His New Profession



(orig. released on Aug. 31, 1914)

His New Profession is about as politically incorrect as Keystones get, but if you’re in the mood for that sort of guilty pleasure, it’s a riot.

It begins with Charlie in the park, sitting innocently (for once) and reading the Police Gazette. A nearby young man wants to make time with his girlfriend but must push his incapacitated uncle around in a wheelchair. The young man asks Charlie to push him around for a while and offers to pay him for it later.

The uncle has a cast on one leg, and when you recall what happened with Charlie and a man with gout (Caught in the Rain), you immediately brace yourself. Sure enough, the cast-up leg gets smacked a few times, but the real eye-popper is yet to come.
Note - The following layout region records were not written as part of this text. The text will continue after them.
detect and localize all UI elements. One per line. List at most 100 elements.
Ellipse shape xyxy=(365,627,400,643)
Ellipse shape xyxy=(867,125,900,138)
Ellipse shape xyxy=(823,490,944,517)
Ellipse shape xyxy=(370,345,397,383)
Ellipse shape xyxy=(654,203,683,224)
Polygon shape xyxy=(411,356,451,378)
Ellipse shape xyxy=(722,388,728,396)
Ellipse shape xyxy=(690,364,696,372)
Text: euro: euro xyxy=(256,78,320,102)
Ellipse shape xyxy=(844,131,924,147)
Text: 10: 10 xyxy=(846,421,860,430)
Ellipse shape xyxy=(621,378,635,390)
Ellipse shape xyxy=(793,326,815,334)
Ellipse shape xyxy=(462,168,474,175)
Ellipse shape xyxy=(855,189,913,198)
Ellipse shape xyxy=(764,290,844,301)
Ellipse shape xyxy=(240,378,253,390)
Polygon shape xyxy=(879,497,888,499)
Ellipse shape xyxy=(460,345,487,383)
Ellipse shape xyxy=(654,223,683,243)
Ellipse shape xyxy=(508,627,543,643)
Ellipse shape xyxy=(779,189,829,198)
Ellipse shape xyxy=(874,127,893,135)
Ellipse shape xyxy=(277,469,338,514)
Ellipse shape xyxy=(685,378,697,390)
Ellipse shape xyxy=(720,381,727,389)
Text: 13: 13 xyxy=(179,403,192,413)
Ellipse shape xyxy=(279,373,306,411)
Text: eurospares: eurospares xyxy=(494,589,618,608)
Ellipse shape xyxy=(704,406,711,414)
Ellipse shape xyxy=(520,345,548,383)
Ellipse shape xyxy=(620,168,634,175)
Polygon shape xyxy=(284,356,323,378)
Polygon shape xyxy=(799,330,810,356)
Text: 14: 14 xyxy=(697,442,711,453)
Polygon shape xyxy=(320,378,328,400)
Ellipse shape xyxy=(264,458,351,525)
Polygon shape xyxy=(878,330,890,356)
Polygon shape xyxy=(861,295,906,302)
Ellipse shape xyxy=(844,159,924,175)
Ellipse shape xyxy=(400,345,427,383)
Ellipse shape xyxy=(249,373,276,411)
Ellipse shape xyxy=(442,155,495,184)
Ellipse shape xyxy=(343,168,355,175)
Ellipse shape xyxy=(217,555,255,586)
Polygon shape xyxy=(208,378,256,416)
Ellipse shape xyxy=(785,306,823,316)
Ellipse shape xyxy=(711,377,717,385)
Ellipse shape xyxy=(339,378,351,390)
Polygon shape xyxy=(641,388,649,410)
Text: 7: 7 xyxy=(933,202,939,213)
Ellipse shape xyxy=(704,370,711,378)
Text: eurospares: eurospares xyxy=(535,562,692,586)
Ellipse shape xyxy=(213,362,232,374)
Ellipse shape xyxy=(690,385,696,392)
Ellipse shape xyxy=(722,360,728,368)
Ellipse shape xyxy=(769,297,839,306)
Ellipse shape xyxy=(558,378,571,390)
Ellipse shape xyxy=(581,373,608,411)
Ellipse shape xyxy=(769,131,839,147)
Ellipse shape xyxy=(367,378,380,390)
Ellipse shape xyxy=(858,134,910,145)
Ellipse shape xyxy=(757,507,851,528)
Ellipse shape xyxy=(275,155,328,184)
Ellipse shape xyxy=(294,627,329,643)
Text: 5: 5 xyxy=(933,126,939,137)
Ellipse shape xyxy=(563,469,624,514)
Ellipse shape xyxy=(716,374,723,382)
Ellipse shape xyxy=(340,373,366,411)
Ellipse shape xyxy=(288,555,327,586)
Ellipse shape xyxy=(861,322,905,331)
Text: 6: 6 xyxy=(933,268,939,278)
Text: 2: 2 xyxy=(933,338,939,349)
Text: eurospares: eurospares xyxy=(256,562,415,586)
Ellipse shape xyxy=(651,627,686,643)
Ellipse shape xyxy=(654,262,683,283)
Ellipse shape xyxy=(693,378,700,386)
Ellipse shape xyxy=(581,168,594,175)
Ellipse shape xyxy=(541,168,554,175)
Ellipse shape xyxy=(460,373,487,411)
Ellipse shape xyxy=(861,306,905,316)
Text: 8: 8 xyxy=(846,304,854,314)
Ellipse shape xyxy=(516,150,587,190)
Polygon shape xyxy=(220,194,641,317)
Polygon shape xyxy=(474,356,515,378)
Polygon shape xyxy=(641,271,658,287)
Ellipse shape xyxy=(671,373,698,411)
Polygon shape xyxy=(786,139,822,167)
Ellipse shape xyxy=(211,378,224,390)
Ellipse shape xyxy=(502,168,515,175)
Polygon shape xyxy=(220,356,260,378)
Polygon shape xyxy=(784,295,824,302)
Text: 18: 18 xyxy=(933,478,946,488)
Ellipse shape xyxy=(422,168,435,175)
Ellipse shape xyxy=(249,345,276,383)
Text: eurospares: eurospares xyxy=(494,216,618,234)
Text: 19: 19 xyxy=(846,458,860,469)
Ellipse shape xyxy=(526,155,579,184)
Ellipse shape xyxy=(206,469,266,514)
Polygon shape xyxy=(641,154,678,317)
Charlie passes a bar. Suddenly realizing he’s an alcoholic, Charlie asks the uncle for a handout, but the uncle won’t budge. Charlie keeps walking the uncle, who falls asleep in his chair. Charlie ends up rolling next to another man asleep in a wheelchair; the man has a tin cup and is wearing a sign reading, “Help a Cripple.” Charlie surreptitiously moves the cup and the sign over to the uncle’s chair. A sympathetic nurse walks by and deposits a coin in the cup. Once she leaves, Charlie grabs the coin and is off to the bar.

From there, it’s one Did-I-just-see-that moment after another. And when everyone gathers on a pier for the climax, you’re just waiting for someone to end up in the drink. No disappointment there, either.